Loyalty through personalisation

If a consumer chooses to provide consent for a bank to use their data, there needs to be a clear benefit in them doing so. The effective use of spend data to provide offers on purchases that consumers are actually interested in, for example, can give banks the upper hand in the race for loyalty. For several years, supermarkets such as Tesco and Waitrose have used this technique successfully through their loyalty card schemes.

American Express is an example of a business that has realised the value of personalisation derived from the use of customer data. Its card-linked offers for dining, entertainment, shopping or travel can be directly applied when a customer makes a qualifying purchase without the need for printing codes. This robust method of leveraging customer spending patterns ensures that American Express customers receive card-linked offers centred around the goods and services they actually want to spend their money on. In turn, this builds deeper customer relationships that are differentiated by relevance, personalisation and lifestyle appeal.

Catalyst and enabler

If banks want to succeed in their attempts to adopt a more customer-centric approach to marketing, while also remaining agile and relevant to shifting consumer demands, they must see PSD2 as the catalyst and technology as the enabler.

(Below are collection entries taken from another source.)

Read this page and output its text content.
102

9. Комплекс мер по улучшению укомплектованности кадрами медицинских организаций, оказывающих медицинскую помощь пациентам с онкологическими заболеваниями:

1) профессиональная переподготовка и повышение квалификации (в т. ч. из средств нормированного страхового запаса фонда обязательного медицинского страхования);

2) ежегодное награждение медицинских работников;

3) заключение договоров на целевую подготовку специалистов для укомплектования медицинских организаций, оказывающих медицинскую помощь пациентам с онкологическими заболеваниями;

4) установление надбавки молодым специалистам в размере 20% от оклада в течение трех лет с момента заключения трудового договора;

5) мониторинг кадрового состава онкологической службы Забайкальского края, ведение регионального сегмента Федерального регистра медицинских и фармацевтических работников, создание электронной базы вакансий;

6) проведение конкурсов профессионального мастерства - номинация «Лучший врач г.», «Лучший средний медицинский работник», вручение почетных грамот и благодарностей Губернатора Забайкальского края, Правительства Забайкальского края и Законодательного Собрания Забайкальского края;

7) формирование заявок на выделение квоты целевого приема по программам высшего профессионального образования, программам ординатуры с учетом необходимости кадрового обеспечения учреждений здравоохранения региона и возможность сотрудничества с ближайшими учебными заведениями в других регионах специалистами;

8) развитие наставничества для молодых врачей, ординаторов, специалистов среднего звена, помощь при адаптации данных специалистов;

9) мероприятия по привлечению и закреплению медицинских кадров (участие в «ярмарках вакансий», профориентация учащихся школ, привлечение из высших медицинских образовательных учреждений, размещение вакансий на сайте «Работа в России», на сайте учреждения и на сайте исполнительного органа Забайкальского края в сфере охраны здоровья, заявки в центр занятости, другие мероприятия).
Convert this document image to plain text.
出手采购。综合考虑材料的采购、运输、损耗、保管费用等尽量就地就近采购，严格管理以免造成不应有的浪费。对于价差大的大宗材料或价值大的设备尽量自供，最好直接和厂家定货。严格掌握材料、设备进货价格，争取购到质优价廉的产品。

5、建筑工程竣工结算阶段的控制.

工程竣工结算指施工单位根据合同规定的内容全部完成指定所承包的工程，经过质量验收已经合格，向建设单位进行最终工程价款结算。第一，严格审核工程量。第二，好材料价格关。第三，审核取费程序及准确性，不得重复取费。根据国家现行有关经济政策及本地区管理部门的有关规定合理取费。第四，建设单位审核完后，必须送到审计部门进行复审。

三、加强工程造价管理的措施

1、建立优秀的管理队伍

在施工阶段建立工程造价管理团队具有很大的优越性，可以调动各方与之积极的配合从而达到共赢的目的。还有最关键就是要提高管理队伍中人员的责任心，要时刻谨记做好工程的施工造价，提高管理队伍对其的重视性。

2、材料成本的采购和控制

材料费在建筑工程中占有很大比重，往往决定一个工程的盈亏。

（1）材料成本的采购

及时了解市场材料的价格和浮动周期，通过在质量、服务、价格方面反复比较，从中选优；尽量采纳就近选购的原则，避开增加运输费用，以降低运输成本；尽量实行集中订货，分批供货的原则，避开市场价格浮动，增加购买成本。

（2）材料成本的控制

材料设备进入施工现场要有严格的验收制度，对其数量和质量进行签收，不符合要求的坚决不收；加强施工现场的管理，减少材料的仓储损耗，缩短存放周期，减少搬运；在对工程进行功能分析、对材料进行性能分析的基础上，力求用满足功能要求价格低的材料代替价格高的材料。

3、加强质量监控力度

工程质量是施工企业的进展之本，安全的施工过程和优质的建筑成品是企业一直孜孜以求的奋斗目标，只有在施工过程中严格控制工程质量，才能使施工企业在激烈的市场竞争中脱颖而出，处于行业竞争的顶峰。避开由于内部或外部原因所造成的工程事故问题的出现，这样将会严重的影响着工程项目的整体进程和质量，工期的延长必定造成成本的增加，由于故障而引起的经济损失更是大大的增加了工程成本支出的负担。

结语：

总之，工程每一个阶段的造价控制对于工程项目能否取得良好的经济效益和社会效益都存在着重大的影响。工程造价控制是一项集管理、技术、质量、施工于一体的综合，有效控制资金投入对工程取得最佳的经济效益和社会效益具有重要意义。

Only a few months ago we heard the news that card payments fees are set to vanish in much the same way that mobile phone roaming charges have, and this is forcing banks to change their business models quickly.

As the needs of customers continue to evolve and the world we live in becomes more focused around outcomes, banks will need to continue innovating and offering services that are in-line with this new environment. This may differ for each bank: one might offer their customers exclusive concert tickets at discounted prices, while others might devise personalised banking offers based on the certain needs of individuals.

PSD2 is a much-needed breath of fresh air within the banking industry — one that will rebuild trust between banks and their consumers while steering banks towards a more customer-centric future. A large part of complying with PSD2 will involve utilising orchestration technology to connect the dots and deliver innovative, personalised customer journeys across multiple channels. This will in turn bring fresh engagement opportunities and potentials for new revenue streams.